One of the reasons for this is that music is time travel. You can hear a song and be instantly transported to the moment it became resonant and meaningful. A song is able to contain such a powerful emotional charge that it can fold any amount of time and space. The soundtrack to your life is also the map which records all the temporal wormholes into your past.
For me Suicide Is Painless is both a chart of the direct route and mode of transportation to The Deanes School disco in 1982. My first slow dance with Elaine Steel. The revelatory feeling as the soft curve of breast pressed into me. The flair of nascent hormones. Temple of Love takes me to the goth crowd surge of the Pink Toothbrush. The Soul Of Carmen Miranda and I am in The Back Room with The Dove, clinking bottles of Mexican beer.
Losing music hurts a lot. In the painful aftermath of Anne-Marie Forker*, I lost the ability to listen to a host of music that I had once thrilled to.
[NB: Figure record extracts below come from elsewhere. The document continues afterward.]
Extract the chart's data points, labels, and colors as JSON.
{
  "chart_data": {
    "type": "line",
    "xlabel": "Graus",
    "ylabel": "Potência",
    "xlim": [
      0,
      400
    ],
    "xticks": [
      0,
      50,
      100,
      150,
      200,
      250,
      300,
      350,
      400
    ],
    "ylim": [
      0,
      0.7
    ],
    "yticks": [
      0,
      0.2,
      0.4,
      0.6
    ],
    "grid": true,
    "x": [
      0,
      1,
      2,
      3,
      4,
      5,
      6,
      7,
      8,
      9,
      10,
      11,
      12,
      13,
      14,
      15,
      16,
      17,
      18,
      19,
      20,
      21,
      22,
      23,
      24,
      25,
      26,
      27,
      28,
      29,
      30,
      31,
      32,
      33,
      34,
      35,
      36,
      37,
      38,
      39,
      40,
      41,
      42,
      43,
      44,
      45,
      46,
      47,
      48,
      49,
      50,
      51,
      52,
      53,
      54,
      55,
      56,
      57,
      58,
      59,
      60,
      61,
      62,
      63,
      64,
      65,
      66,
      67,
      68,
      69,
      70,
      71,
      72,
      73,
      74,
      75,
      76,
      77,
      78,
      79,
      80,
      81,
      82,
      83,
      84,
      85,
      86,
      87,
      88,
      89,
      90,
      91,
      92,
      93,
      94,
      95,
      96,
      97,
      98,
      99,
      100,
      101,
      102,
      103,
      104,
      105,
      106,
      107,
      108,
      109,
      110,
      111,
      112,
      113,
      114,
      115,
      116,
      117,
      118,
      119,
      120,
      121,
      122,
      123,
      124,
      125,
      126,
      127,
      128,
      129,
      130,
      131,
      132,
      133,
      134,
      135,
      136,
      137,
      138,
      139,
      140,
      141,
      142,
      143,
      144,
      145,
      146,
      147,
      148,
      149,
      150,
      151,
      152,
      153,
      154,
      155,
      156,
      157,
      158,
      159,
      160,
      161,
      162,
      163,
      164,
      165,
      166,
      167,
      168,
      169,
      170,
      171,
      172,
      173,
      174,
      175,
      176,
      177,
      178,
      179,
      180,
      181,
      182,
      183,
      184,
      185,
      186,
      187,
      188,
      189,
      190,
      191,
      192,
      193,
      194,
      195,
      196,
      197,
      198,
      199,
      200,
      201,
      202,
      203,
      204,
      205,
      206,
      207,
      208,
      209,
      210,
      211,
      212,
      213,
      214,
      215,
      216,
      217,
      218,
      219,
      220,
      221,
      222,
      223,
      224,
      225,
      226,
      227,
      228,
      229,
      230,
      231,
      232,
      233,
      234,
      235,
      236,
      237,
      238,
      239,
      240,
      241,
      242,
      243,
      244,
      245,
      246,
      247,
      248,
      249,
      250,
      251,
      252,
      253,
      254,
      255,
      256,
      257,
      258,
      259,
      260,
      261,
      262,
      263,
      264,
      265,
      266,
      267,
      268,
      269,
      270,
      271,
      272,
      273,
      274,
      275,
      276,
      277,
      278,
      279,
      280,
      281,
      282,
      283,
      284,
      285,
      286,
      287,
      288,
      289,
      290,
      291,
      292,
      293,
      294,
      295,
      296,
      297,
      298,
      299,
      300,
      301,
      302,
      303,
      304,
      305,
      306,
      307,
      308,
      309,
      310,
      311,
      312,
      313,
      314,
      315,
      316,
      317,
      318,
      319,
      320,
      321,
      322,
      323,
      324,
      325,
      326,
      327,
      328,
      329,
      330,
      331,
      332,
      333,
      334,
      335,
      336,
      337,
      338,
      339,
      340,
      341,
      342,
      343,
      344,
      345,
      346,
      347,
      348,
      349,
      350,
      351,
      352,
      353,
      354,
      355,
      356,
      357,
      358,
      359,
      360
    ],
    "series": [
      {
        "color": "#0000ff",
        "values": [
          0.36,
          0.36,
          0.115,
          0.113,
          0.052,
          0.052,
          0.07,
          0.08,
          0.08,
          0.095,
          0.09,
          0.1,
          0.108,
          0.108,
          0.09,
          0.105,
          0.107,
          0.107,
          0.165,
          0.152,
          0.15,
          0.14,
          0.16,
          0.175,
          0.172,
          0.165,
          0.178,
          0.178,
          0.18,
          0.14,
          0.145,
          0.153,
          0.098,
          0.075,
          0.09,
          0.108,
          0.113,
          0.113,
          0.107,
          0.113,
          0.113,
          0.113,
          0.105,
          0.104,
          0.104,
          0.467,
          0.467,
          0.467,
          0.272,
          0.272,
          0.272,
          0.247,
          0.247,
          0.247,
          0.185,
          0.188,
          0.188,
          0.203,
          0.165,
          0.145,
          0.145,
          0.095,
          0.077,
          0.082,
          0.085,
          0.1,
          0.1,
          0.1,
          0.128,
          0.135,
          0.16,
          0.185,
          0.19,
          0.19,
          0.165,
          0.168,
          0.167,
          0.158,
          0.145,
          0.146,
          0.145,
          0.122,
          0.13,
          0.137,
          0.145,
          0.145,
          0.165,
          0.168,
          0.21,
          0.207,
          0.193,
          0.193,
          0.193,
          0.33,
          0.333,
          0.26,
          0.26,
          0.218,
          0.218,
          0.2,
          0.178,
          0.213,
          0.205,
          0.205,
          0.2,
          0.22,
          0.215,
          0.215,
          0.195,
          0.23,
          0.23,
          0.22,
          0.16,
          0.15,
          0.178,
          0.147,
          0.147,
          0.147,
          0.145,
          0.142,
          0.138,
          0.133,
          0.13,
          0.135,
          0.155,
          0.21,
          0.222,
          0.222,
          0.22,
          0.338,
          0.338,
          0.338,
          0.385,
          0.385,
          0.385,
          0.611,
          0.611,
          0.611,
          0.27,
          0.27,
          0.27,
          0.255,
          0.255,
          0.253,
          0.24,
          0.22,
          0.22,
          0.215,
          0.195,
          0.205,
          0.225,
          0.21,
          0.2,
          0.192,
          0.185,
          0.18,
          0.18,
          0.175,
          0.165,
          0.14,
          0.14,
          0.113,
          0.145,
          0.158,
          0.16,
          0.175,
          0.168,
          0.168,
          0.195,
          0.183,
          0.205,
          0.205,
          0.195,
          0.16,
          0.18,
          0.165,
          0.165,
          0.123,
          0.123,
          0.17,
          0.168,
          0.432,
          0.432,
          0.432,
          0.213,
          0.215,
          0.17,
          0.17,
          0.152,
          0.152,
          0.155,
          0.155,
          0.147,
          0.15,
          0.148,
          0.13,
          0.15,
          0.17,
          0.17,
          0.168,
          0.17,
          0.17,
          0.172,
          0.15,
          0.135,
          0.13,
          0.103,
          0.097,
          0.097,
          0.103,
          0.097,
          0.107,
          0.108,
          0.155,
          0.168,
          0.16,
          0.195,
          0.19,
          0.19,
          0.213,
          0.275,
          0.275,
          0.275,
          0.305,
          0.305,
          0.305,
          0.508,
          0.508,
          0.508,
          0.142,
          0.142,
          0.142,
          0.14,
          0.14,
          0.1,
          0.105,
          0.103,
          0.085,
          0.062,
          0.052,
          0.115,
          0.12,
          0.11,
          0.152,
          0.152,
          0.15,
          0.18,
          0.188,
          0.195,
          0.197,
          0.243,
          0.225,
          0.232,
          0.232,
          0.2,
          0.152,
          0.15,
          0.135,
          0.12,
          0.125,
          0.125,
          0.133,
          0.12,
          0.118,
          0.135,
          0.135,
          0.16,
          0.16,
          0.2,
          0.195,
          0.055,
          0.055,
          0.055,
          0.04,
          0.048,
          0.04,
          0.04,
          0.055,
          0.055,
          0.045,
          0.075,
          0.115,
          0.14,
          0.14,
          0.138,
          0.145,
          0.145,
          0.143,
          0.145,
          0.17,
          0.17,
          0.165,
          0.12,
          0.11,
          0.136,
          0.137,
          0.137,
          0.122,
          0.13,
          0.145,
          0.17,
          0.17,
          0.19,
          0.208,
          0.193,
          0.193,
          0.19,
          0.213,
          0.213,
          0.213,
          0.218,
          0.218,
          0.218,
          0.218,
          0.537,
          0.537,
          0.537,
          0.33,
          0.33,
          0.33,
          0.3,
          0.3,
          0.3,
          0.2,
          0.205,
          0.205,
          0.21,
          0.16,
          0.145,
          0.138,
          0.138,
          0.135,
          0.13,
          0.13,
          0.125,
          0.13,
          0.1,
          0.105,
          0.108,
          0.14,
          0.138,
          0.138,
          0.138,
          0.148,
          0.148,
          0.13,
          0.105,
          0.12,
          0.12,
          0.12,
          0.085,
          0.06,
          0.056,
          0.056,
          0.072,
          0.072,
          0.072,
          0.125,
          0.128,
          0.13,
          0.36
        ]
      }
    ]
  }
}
I lost The Beatles and The Pixies. I lost a lot of bands and I lost Pulp.
Of course I still had Jarvis Cocker because he himself has lost Pulp. He was still as witty and angry as ever. Breaking my heart with Everyone Loves The Underdog. Moving on from parading pithy comments about the working class to actually attacking the philosophies of power structures exploiting them on Running The World. His Quantum Theory, with lyrics about slipping into parallel dimensions where things turn out differently, made me teary.
However, it was Jarvis solo. Fresh songs, none of memory baggage or danger of temporal slipping that came with Pulp. Dancing with Surreal Girl to Jarvis at the Shepherds Bush Empire was joyous. Walking hand-in-hand from gig to Tube, it was clear that not only was Jarvis undimmed, so was I. There were no ghosts and my heart was full of love.
Everything was fine except I still missed Pulp. Missed a treasury of songs with killer choruses and acerbic, funny lyrics about things that mattered. The music I was afraid to listen to because of the past, was music that meant still meant something to me beyond the awful emotional entanglements it had picked up along the way.
Reclaiming Pulp started with discovering songs I had failed to hear first time around. A whole range of stunning B-sides and tracks for films completely new to my ears. Unsoiled songs with no temporal connections.
Cocaine Socialism was the first – a scathing attack on New Labour attitudes once they were ensconced in Whitehall. For someone who became a political lobbyist in 1997, it caught everything I had felt at the time. It was as much an anthem for me as David’s Last Summer or Common People had ever been.
By the time I was dancing to tracks as obscure as This Boy’s Evil, I knew I was ready to take back whole lost albums such as Different Class and This Is Hardcore. This was music too good to be ruined by painful memories. It was a blissful shock to listen to all those songs I once loved, but had been avoiding. I now know that relationship revenants are easily exorcised from musical entanglement by a combination of current happiness and secure love.
Now Pulp themselves are back. The old gang reunited. Hopefully they will on form and able to score a soundtrack of popular discontent. Able to create new anthems for this callous ConDem Nation. This coming summer could be the season in which Jarvis delivers his most powerful kicking against the pricks yet. After all, there are an awful lot of public school boys, mendacious manipulators and bullies in power to aim for these days.
In July, Surreal Girl and I will throw down a blanket in Hyde Park. Stepping around our picnic of home-baked sausage pie and strong Spanish wine, we will dance and kiss. She will hold me as I bask in the warmth of her skin.
Pulp will play into ears free from the fear of past hurt. Songs reborn to accompany the new trajectories of history. Songs creating a whole new network of memories; time travel tunnels back to this moment. Songs slotted back into their rightful place in the soundtrack of my life.
*Or as she is known in our home these days and in this blog from now on, FK.